Rivero signed a new minor league contract with the Diamondbacks on January 24, 2017. He was released by Arizona on June 19.

===Tokyo Yakult Swallows===
On July 6, 2017, Rivero signed with the Tokyo Yakult Swallows of Nippon Professional Baseball. He became a free agent following the season.

===Toros de Tijuana===
On March 20, 2018, Rivero signed with the Toros de Tijuana of the Mexican League. He became a free agent following the season. In 28 games he hit .246/.312/.386 with 3 home runs and 14 RBIs.

===Bravos de León===
On April 3, 2019, Rivero signed with the Bravos de León of the Mexican League. In 109 games he hit .336/.404/.567 with 24 home runs and 91 RBIs.

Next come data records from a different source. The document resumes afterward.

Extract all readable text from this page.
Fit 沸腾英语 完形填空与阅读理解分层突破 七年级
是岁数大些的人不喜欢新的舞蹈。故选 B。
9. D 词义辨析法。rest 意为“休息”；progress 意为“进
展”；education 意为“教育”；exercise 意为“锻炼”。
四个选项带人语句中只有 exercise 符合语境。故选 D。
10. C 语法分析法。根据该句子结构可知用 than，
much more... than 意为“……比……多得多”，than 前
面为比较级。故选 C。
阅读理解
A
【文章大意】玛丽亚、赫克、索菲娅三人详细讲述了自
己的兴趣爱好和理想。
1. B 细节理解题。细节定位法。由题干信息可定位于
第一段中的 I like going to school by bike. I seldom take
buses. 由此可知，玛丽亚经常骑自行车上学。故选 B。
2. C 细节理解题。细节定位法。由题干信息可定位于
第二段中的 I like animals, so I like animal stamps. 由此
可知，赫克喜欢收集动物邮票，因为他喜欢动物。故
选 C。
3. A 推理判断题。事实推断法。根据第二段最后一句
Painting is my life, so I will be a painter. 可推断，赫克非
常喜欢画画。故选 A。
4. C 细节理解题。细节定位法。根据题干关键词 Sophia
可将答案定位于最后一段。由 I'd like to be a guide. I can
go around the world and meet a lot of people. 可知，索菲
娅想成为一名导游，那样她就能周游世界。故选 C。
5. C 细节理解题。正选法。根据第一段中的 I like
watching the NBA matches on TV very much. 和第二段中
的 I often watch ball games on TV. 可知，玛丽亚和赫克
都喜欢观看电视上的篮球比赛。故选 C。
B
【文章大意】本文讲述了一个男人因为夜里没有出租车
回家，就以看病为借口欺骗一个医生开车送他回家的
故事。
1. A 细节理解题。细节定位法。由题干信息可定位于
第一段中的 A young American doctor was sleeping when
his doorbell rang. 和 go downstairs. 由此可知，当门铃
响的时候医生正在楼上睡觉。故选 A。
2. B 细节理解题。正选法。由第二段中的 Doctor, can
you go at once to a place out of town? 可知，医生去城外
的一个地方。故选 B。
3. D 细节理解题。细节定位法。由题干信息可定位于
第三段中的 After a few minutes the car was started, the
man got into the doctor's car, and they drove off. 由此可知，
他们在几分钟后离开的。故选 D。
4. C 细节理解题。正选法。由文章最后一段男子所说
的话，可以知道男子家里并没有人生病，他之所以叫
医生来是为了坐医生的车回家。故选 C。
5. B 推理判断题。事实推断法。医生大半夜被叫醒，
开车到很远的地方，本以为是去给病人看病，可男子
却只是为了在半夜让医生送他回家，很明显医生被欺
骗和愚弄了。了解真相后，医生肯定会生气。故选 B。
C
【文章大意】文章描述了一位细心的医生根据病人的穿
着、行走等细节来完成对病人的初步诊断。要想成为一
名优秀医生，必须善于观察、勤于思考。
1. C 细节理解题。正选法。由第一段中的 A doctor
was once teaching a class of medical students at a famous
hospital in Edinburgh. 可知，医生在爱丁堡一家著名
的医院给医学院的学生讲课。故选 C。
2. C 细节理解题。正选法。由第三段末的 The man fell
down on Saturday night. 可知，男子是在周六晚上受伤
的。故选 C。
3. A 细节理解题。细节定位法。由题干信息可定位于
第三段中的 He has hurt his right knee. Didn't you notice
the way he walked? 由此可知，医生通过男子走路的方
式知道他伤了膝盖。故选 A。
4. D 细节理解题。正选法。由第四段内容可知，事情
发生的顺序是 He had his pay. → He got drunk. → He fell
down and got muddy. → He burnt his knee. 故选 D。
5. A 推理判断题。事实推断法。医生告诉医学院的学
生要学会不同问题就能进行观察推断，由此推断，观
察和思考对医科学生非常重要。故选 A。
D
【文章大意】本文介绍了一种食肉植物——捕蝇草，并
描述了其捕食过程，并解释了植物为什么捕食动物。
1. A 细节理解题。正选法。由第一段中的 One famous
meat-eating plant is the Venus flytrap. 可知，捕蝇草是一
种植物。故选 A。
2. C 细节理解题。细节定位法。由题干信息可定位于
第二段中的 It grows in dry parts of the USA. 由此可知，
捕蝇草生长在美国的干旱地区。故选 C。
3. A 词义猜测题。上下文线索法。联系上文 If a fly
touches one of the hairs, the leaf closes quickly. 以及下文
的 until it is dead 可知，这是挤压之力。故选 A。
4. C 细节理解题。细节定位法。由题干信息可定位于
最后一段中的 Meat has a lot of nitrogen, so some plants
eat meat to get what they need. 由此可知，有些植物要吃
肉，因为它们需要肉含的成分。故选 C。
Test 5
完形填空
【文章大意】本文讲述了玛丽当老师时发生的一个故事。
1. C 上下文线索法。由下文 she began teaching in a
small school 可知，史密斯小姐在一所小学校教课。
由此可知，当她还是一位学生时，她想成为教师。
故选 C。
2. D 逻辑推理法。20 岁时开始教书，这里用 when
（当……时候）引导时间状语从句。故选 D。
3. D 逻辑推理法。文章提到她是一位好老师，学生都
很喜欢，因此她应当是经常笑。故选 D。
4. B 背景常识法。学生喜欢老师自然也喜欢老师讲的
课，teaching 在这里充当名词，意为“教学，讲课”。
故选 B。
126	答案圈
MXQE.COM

===Algodoneros de Unión Laguna===
On February 16, 2020, Rivero was traded to the Algodoneros de Unión Laguna. Rivero did not play in a game in 2020 due to the cancellation of the LMB season because of the COVID-19 pandemic. In 2021, Rivero batted .278/.338/.456 with 11 home runs and 53 RBIs in 65 games. He became a free agent following the season.

===Bravos de León (second stint)===
On January 13, 2022, Rivero re-signed with the Bravos de León for the 2022 season. In 66 games he hit .318/.397/.564 with 15 home runs and 56 RBIs.

===Rieleros de Aguascalientes===
On July 14, 2022, he was traded to the Rieleros de Aguascalientes in exchange for P Hayato Takagi.

On December 12, 2022, Rivero was traded to the Tecolotes de los Dos Laredos in exchange for Wilfredo Tovar. However, he did not appear in a game for the Tecolotes in 2023.

On January 16, 2024, Rivero was loaned to the Tigres de Quintana Roo of the Mexican League. He was released by Quintana Roo on March 11.

==Accident==
On December 6, 2018, Rivero, Luis Valbuena, and José Castillo were in a car in Yaracuy driven by Rivero's chauffeur when the group was ambushed by highway robbers. In the driver's attempt to avoid the robbers the vehicle struck a rock and overturned. Rivero and the driver survived, but Castillo and Valbuena, who were not wearing seatbelts, were thrown out of the vehicle and died. Castillo, Rivero, and Valbuena were all members of Venezuelan winter team Cardenales de Lara, and had played a game the day of the accident.